Northeastern will explore that issue further during its annual Martin Luther King Jr. holiday ceremony on Jan. 17, A Tribute to the Dream: Voting Rights and the ‘Threat to Justice Everywhere.’ The live event starts at 3 p.m. ET and will be streamed on northeastern.edu and Facebook.
The program’s keynote speaker is a senior attorney in the civil rights division of the Justice Department, Kristen Clarke. Her office recently obtained a settlement with two former employees of a housing authority in Oklahoma who allegedly denied housing to a Black mother and her young daughter because of their race.
“We are living in a time of unprecedented challenges to civil rights,” Clarke said in a recent speech.
She will likely expound on that theme when she talks to the Northeastern community on Monday about her department’s work.
Her division recently sued Georgia and Texas over legislative measures that allegedly deny people the right to vote on account of race, unfairly reject mail ballots over paperwork errors, and create redistricting plans that dilute the votes of Hispanic and Black people.
Democrats on Capitol Hill are pushing a pair of bills—the Freedom to Vote Act and the John Lewis Voting Rights Advancement Act—that they say will thwart efforts to stymie such ballot-restricting measures. But Republicans reject the move as a federal takeover of the electoral responsibilities of the states.
Both legislative efforts are stuck in the Senate. Most Republicans are opposed, making it impossible to amass the 60 votes needed to overcome a procedural hurdle known as the filibuster. The rule has long frustrated the party in power.
Senators in the minority party—without saying a word—can simply raise their hands to object to a bill to force supporters to produce 60 votes. Critics of the so-called “silent filibuster” say one filibuster can eat up a week of the Senate’s time. Multiple filibusters consume the legislative calendar, making it impossible to address important business.
Democratic Senate leader Chuck Schumer has promised to hold a vote by Jan. 17 to lower the threshold to 51 instead of 60 votes for the voting-reform bills, but there is no guarantee of passage since not all 50 Democrats are on board with changing the rule.
Even still, “expansion of voting rights has long been a Democratic Party priority because the kinds of voters who are typically disenfranchised form central parts of the Democratic coalition,” Panagopoulos explains. “This is an important issue for them.”
President Joe Biden was recently in Atlanta to make the case that passing legislation is the best response to the GOP’s drive to rewrite election rules.

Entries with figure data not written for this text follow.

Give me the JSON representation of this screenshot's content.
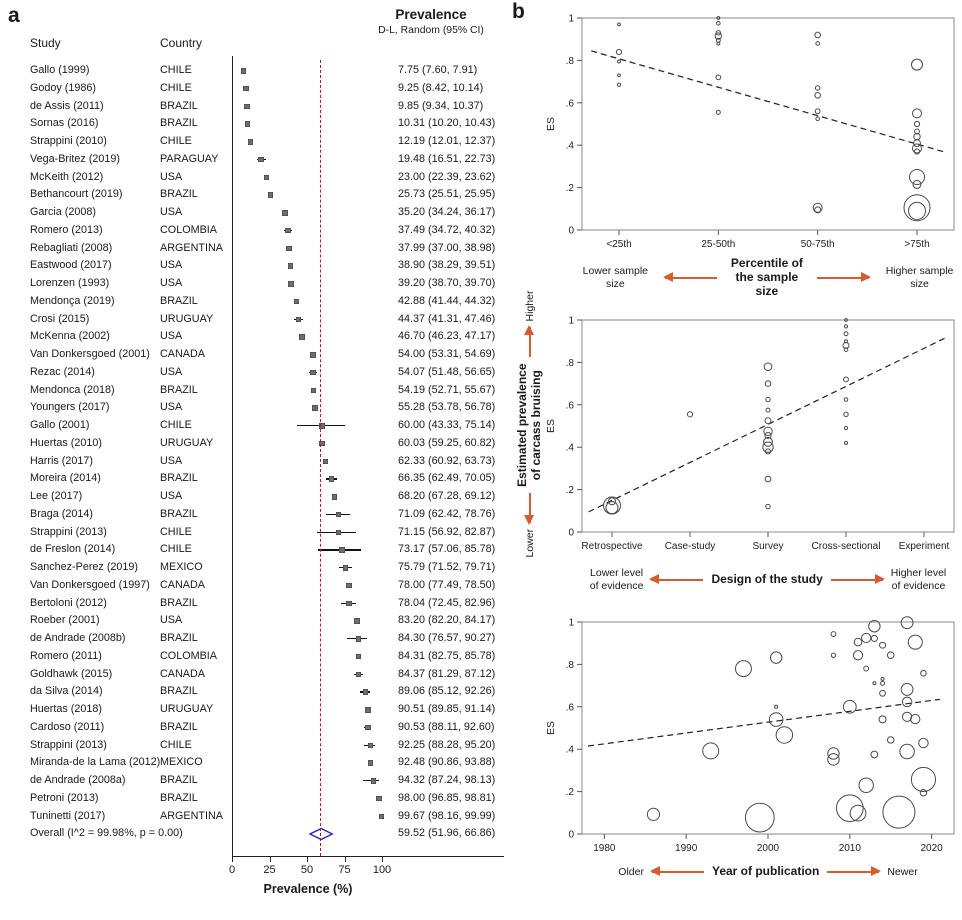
{
  "panel_a": {
    "label": "a",
    "col_study": "Study",
    "col_country": "Country",
    "header_prevalence": "Prevalence",
    "header_model": "D-L, Random (95% CI)",
    "axis_label": "Prevalence (%)"
  },
  "panel_b": {
    "label": "b",
    "es_label": "ES",
    "captions": {
      "percentile": {
        "left": "Lower sample size",
        "center": "Percentile of\nthe sample size",
        "right": "Higher sample size"
      },
      "design": {
        "left": "Lower level\nof evidence",
        "center": "Design of the study",
        "right": "Higher level\nof evidence"
      },
      "year": {
        "left": "Older",
        "center": "Year of publication",
        "right": "Newer"
      }
    },
    "y_axis_block": {
      "top": "Higher",
      "bottom": "Lower",
      "label": "Estimated prevalence\nof carcass bruising"
    }
  },
  "chart_data": [
    {
      "type": "forest",
      "panel": "a",
      "title": "Prevalence",
      "model": "D-L, Random (95% CI)",
      "xlabel": "Prevalence (%)",
      "xticks": [
        0,
        25,
        50,
        75,
        100
      ],
      "ref_line": 59.52,
      "columns": [
        "study",
        "country",
        "est",
        "ci_low",
        "ci_high"
      ],
      "studies": [
        [
          "Gallo (1999)",
          "CHILE",
          7.75,
          7.6,
          7.91
        ],
        [
          "Godoy (1986)",
          "CHILE",
          9.25,
          8.42,
          10.14
        ],
        [
          "de Assis (2011)",
          "BRAZIL",
          9.85,
          9.34,
          10.37
        ],
        [
          "Sornas (2016)",
          "BRAZIL",
          10.31,
          10.2,
          10.43
        ],
        [
          "Strappini (2010)",
          "CHILE",
          12.19,
          12.01,
          12.37
        ],
        [
          "Vega-Britez (2019)",
          "PARAGUAY",
          19.48,
          16.51,
          22.73
        ],
        [
          "McKeith (2012)",
          "USA",
          23.0,
          22.39,
          23.62
        ],
        [
          "Bethancourt (2019)",
          "BRAZIL",
          25.73,
          25.51,
          25.95
        ],
        [
          "Garcia (2008)",
          "USA",
          35.2,
          34.24,
          36.17
        ],
        [
          "Romero (2013)",
          "COLOMBIA",
          37.49,
          34.72,
          40.32
        ],
        [
          "Rebagliati (2008)",
          "ARGENTINA",
          37.99,
          37.0,
          38.98
        ],
        [
          "Eastwood (2017)",
          "USA",
          38.9,
          38.29,
          39.51
        ],
        [
          "Lorenzen (1993)",
          "USA",
          39.2,
          38.7,
          39.7
        ],
        [
          "Mendonça (2019)",
          "BRAZIL",
          42.88,
          41.44,
          44.32
        ],
        [
          "Crosi (2015)",
          "URUGUAY",
          44.37,
          41.31,
          47.46
        ],
        [
          "McKenna (2002)",
          "USA",
          46.7,
          46.23,
          47.17
        ],
        [
          "Van Donkersgoed (2001)",
          "CANADA",
          54.0,
          53.31,
          54.69
        ],
        [
          "Rezac (2014)",
          "USA",
          54.07,
          51.48,
          56.65
        ],
        [
          "Mendonca (2018)",
          "BRAZIL",
          54.19,
          52.71,
          55.67
        ],
        [
          "Youngers (2017)",
          "USA",
          55.28,
          53.78,
          56.78
        ],
        [
          "Gallo (2001)",
          "CHILE",
          60.0,
          43.33,
          75.14
        ],
        [
          "Huertas (2010)",
          "URUGUAY",
          60.03,
          59.25,
          60.82
        ],
        [
          "Harris (2017)",
          "USA",
          62.33,
          60.92,
          63.73
        ],
        [
          "Moreira (2014)",
          "BRAZIL",
          66.35,
          62.49,
          70.05
        ],
        [
          "Lee (2017)",
          "USA",
          68.2,
          67.28,
          69.12
        ],
        [
          "Braga (2014)",
          "BRAZIL",
          71.09,
          62.42,
          78.76
        ],
        [
          "Strappini (2013)",
          "CHILE",
          71.15,
          56.92,
          82.87
        ],
        [
          "de Freslon (2014)",
          "CHILE",
          73.17,
          57.06,
          85.78
        ],
        [
          "Sanchez-Perez (2019)",
          "MEXICO",
          75.79,
          71.52,
          79.71
        ],
        [
          "Van Donkersgoed (1997)",
          "CANADA",
          78.0,
          77.49,
          78.5
        ],
        [
          "Bertoloni (2012)",
          "BRAZIL",
          78.04,
          72.45,
          82.96
        ],
        [
          "Roeber (2001)",
          "USA",
          83.2,
          82.2,
          84.17
        ],
        [
          "de Andrade (2008b)",
          "BRAZIL",
          84.3,
          76.57,
          90.27
        ],
        [
          "Romero (2011)",
          "COLOMBIA",
          84.31,
          82.75,
          85.78
        ],
        [
          "Goldhawk (2015)",
          "CANADA",
          84.37,
          81.29,
          87.12
        ],
        [
          "da Silva (2014)",
          "BRAZIL",
          89.06,
          85.12,
          92.26
        ],
        [
          "Huertas (2018)",
          "URUGUAY",
          90.51,
          89.85,
          91.14
        ],
        [
          "Cardoso (2011)",
          "BRAZIL",
          90.53,
          88.11,
          92.6
        ],
        [
          "Strappini (2013)",
          "CHILE",
          92.25,
          88.28,
          95.2
        ],
        [
          "Miranda-de la Lama (2012)",
          "MEXICO",
          92.48,
          90.86,
          93.88
        ],
        [
          "de Andrade (2008a)",
          "BRAZIL",
          94.32,
          87.24,
          98.13
        ],
        [
          "Petroni (2013)",
          "BRAZIL",
          98.0,
          96.85,
          98.81
        ],
        [
          "Tuninetti (2017)",
          "ARGENTINA",
          99.67,
          98.16,
          99.99
        ]
      ],
      "overall": {
        "label": "Overall  (I^2 = 99.98%, p = 0.00)",
        "est": 59.52,
        "lo": 51.96,
        "hi": 66.86
      }
    },
    {
      "type": "scatter",
      "id": "percentile",
      "ylabel": "ES",
      "ylim": [
        0,
        1
      ],
      "ytick_labels": [
        "0",
        ".2",
        ".4",
        ".6",
        ".8",
        "1"
      ],
      "categories": [
        "<25th",
        "25-50th",
        "50-75th",
        ">75th"
      ],
      "cat_margin": 37,
      "points": [
        [
          0,
          0.97,
          1.4
        ],
        [
          0,
          0.84,
          2.6
        ],
        [
          0,
          0.795,
          1.5
        ],
        [
          0,
          0.73,
          1.4
        ],
        [
          0,
          0.685,
          1.6
        ],
        [
          1,
          1.0,
          1.4
        ],
        [
          1,
          0.975,
          1.8
        ],
        [
          1,
          0.93,
          2.2
        ],
        [
          1,
          0.915,
          3.2
        ],
        [
          1,
          0.895,
          2.0
        ],
        [
          1,
          0.88,
          1.5
        ],
        [
          1,
          0.72,
          2.4
        ],
        [
          1,
          0.555,
          2.0
        ],
        [
          2,
          0.92,
          2.8
        ],
        [
          2,
          0.88,
          1.8
        ],
        [
          2,
          0.67,
          2.2
        ],
        [
          2,
          0.635,
          2.8
        ],
        [
          2,
          0.56,
          2.4
        ],
        [
          2,
          0.525,
          1.8
        ],
        [
          2,
          0.105,
          4.5
        ],
        [
          2,
          0.095,
          3.0
        ],
        [
          3,
          0.78,
          5.5
        ],
        [
          3,
          0.55,
          4.5
        ],
        [
          3,
          0.5,
          2.6
        ],
        [
          3,
          0.465,
          2.4
        ],
        [
          3,
          0.44,
          3.2
        ],
        [
          3,
          0.41,
          3.4
        ],
        [
          3,
          0.385,
          4.5
        ],
        [
          3,
          0.37,
          2.6
        ],
        [
          3,
          0.25,
          7.5
        ],
        [
          3,
          0.215,
          4.0
        ],
        [
          3,
          0.105,
          13
        ],
        [
          3,
          0.09,
          8.5
        ]
      ],
      "trend": [
        -0.28,
        0.845,
        3.3,
        0.365
      ]
    },
    {
      "type": "scatter",
      "id": "design",
      "ylabel": "ES",
      "ylim": [
        0,
        1
      ],
      "ytick_labels": [
        "0",
        ".2",
        ".4",
        ".6",
        ".8",
        "1"
      ],
      "categories": [
        "Retrospective",
        "Case-study",
        "Survey",
        "Cross-sectional",
        "Experiment"
      ],
      "cat_margin": 30,
      "points": [
        [
          0,
          0.125,
          8.5
        ],
        [
          0,
          0.115,
          6.0
        ],
        [
          0,
          0.145,
          3.5
        ],
        [
          1,
          0.555,
          2.6
        ],
        [
          2,
          0.78,
          3.8
        ],
        [
          2,
          0.7,
          2.8
        ],
        [
          2,
          0.625,
          2.2
        ],
        [
          2,
          0.575,
          2.0
        ],
        [
          2,
          0.525,
          3.0
        ],
        [
          2,
          0.475,
          4.2
        ],
        [
          2,
          0.455,
          3.0
        ],
        [
          2,
          0.425,
          4.4
        ],
        [
          2,
          0.4,
          5.2
        ],
        [
          2,
          0.38,
          2.6
        ],
        [
          2,
          0.25,
          2.8
        ],
        [
          2,
          0.12,
          2.2
        ],
        [
          3,
          1.0,
          1.4
        ],
        [
          3,
          0.97,
          1.6
        ],
        [
          3,
          0.935,
          2.0
        ],
        [
          3,
          0.9,
          1.5
        ],
        [
          3,
          0.88,
          3.0
        ],
        [
          3,
          0.86,
          1.8
        ],
        [
          3,
          0.72,
          2.4
        ],
        [
          3,
          0.625,
          1.8
        ],
        [
          3,
          0.555,
          2.2
        ],
        [
          3,
          0.49,
          1.6
        ],
        [
          3,
          0.42,
          1.5
        ]
      ],
      "trend": [
        -0.3,
        0.095,
        4.3,
        0.92
      ]
    },
    {
      "type": "scatter",
      "id": "year",
      "ylabel": "ES",
      "ylim": [
        0,
        1
      ],
      "ytick_labels": [
        "0",
        ".2",
        ".4",
        ".6",
        ".8",
        "1"
      ],
      "xlim": [
        1978,
        2022
      ],
      "xticks": [
        1980,
        1990,
        2000,
        2010,
        2020
      ],
      "points_source": "forest_studies (x = publication year, y = prevalence/100, bubble size = precision)",
      "trend": [
        1978,
        0.415,
        2021,
        0.635
      ]
    }
  ]
}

Long a protector of Senate norms and traditions during his nearly 40 years in the chamber, Biden now supports a carve-out exemption of the filibuster specifically for voting rights.
“This is one of those defining moments,” the president said.

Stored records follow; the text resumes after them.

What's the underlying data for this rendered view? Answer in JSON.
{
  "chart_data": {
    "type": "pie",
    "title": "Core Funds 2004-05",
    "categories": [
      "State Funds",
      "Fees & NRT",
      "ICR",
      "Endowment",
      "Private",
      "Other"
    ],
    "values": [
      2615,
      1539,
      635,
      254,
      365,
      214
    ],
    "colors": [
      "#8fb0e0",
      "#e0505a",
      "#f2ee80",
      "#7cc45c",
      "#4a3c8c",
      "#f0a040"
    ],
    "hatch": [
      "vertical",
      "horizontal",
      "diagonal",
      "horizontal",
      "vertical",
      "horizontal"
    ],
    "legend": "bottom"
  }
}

Civil rights activists agree. And if the carve-out exception works, it may well lead to Biden signing both measures into law, giving him an LBJ moment of his own.

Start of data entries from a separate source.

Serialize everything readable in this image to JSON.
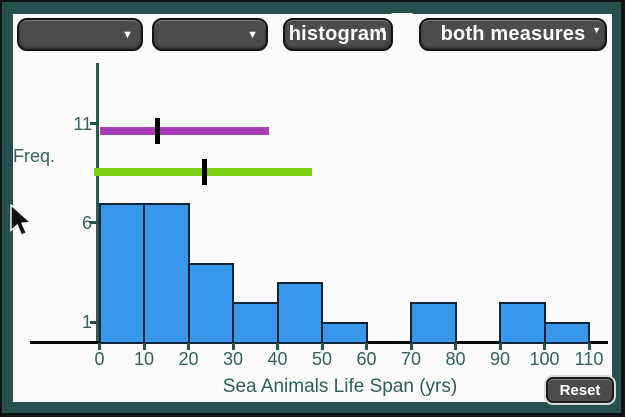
{
  "toolbar": {
    "dropdown1": {
      "value": ""
    },
    "dropdown2": {
      "value": ""
    },
    "view_dropdown": {
      "label": "histogram"
    },
    "measures_dropdown": {
      "label": "both measures"
    }
  },
  "icons": {
    "dropdown_arrow": "▼"
  },
  "reset_button": {
    "label": "Reset"
  },
  "colors": {
    "frame_teal": "#26504c",
    "button_gray": "#4c4c4c",
    "bar_blue": "#3897ea",
    "purple_line": "#a73cb5",
    "green_line": "#7ccf15",
    "axis_text": "#35615f"
  },
  "chart_data": {
    "type": "bar",
    "title": "",
    "xlabel": "Sea Animals Life Span (yrs)",
    "ylabel": "Freq.",
    "bin_width": 10,
    "bin_starts": [
      0,
      10,
      20,
      30,
      40,
      50,
      60,
      70,
      80,
      90,
      100
    ],
    "frequencies": [
      7,
      7,
      4,
      2,
      3,
      1,
      0,
      2,
      0,
      2,
      1
    ],
    "x_ticks": [
      "0",
      "10",
      "20",
      "30",
      "40",
      "50",
      "60",
      "70",
      "80",
      "90",
      "100",
      "110"
    ],
    "x_tick_values": [
      0,
      10,
      20,
      30,
      40,
      50,
      60,
      70,
      80,
      90,
      100,
      110
    ],
    "y_ticks": [
      "1",
      "6",
      "11"
    ],
    "y_tick_values": [
      1,
      6,
      11
    ],
    "xlim": [
      0,
      110
    ],
    "ylim": [
      0,
      13
    ],
    "grid": false,
    "bar_color": "#3897ea",
    "bar_border": "#0e2438",
    "measure_lines": [
      {
        "name": "purple-measure-line",
        "color": "#a73cb5",
        "freq_level": 10.63,
        "x_start": 0,
        "x_end": 38.2,
        "marker_x": 13
      },
      {
        "name": "green-measure-line",
        "color": "#7ccf15",
        "freq_level": 8.56,
        "x_start": -1.3,
        "x_end": 47.7,
        "marker_x": 23.6
      }
    ]
  }
}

Rounding out the rest of the university’s MLK Day program, Africana Studies professor Régine Jean-Charles will discuss her new book, A Trumpet of Conscience for the 21st Century: King’s Call to Justice.
She wrote it to encourage people to think beyond King’s iconic “I Have a Dream” speech, and to connect the dots between King’s messages and contemporary social-justice movements such as Black Lives Matter and #MeToo.
Jean-Charles will be interviewed by Margaret Burnham, university distinguished professor of law and director of the Civil Rights and Restorative Justice Project, which investigates racial violence in the Jim Crow era.
Joseph E. Aoun, president of Northeastern, will offer a few thoughts on how the university is confronting racial bigotry in society.
Former Huskies basketball player and electrical engineering alum Kwesi Abakah will sing on the MLK holiday program, and MBA candidate Gabriela Taveras will serve as host. She often speaks on gender wage-gap issues and is the president of a pay equity company. Taveras also is a member of the university’s Graduate Students of Color Collective.